Algorithms ensuring the real conditions of multiplicity in the microbiological synthesis processes at the given dilution rate

The algorithms are developed and the results of calculating the steady state parameters for real conditions of multiplicity, taking into account the technological limitations and requirements, are presented. The algorithms include the assessment of necessary conditions of occurrence of multiplicity and the assessment of the parameters of the steady states in the context of multiple for the given dilution rate. Two algorithms focused on two types of technological formulation of the problem are considered. According to the first case the value of productivity on the target component $\mathcal{Q}_p$ is known. The value of productivity is defined from the condition $\mathcal{Q}_p < \max\mathcal{Q}_p$, where $\max\mathcal{Q}_p$ — previously computed value of productivity in optimal conditions. Thus, the first algorithm includes the part of the calculation of the maximum values of productivity. According to the second case the parameters of the first stationary state are known to compute the parameters of the second stationary state for the same values of productivity. Thus, it is necessary to calculate the coordinate of the optimal state $S_f^{\mathrm{opt}}$. The numerical results of the algorithms have been obtained. For the first algorithm for the dilution rate $D = 0.15$ h$^{-1} : \max\mathcal{Q}_p = 4,061$ g/(l$\cdot$h); $\mathcal{Q}_p = 3.5$ g/(l$\cdot$h); the first stationary state: $S_f^1 = 30.116$ g/l; $S^1 = 13.606$ g/l; $X^1 = 6,604$ g/l; $P^1 = 23.333$ g/l; the second stationary state: $S_f^2 = 18,450$ g/l; $S^2 = 1.940$ g/l; $X^2 = 6,604$ g/l; $P ^2 = 23.333$ g/l.

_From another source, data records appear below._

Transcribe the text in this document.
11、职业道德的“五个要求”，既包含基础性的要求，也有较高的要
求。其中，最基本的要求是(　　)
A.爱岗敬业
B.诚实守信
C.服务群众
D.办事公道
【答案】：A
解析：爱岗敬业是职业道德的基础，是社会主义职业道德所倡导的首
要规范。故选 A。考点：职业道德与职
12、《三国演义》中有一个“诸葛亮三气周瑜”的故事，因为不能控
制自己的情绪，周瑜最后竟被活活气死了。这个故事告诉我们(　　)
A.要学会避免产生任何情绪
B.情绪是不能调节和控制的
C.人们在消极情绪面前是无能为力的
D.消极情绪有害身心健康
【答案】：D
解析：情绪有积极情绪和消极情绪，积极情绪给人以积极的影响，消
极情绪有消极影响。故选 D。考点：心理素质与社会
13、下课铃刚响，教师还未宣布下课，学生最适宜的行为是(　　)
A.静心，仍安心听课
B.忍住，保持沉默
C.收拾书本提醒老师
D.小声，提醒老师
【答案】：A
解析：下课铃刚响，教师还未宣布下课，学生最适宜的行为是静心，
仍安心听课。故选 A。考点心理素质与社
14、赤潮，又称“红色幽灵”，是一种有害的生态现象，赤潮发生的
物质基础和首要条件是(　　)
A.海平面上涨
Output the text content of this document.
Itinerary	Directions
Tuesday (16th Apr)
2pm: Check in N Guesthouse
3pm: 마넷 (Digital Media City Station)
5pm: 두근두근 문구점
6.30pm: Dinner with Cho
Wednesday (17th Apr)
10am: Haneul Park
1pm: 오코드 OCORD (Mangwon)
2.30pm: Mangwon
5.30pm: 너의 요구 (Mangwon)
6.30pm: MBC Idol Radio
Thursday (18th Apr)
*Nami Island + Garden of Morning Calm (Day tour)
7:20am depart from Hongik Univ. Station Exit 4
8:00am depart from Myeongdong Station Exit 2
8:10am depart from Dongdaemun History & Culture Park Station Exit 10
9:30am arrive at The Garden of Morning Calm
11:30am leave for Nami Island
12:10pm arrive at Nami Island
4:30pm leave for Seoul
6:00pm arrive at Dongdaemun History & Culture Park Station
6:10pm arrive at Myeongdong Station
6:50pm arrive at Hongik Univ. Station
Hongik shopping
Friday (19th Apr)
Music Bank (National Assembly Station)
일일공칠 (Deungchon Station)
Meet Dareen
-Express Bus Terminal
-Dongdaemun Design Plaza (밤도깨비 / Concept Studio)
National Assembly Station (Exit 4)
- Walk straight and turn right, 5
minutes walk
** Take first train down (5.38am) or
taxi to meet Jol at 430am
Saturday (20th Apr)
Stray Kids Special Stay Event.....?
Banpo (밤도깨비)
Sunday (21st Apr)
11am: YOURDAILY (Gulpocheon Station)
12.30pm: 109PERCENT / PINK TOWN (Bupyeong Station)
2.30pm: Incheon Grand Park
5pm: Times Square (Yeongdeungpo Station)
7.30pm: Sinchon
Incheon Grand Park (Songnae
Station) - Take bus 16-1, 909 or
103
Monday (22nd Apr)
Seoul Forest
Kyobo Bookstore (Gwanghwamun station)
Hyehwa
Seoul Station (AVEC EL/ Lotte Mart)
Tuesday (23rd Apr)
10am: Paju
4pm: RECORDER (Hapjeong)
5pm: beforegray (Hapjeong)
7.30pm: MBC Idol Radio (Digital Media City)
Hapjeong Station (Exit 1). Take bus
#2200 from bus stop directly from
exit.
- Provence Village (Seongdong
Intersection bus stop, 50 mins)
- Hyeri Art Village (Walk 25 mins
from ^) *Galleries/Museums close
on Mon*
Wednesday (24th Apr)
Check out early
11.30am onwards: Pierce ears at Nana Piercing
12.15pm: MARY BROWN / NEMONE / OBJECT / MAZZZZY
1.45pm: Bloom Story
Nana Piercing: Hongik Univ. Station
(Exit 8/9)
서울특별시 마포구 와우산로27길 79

It is noted that the stationary state differ by only two parameters, namely $S_f$ and $S$. A similar calculation is performed for $D = 0.26$ h$^{-1}$. According to the second algorithm the calculation is executed for $D = 0,15$ h$^{-1}$: the limit value $S_f = 47,848$ g/l; $S_f^{\mathrm{opt}}= 24.296$ g/l; the first stationary state obtained for $S_f^1 = 32,99$ g/l: $S^1 = 18,839$ g/l; $X^1 = 5,66$ g/l; $P^1 = 20,0$ g/l; $\mathcal{Q}_p = 3.0$ g/(l$\cdot$h); the second stationary state obtained for $S_f^2 = 15.55$ g/l: $S^2 = 1,401$ g/l; $X^2 = 5,66$ g/l; $P^2 = 20,0$ g/l; $\mathcal{Q}_p = 3.0$ g/(l$\cdot$h). Similar calculation is made for the case where the first stationary state determined by the value of $S_f^1 = 20.0$ g/l.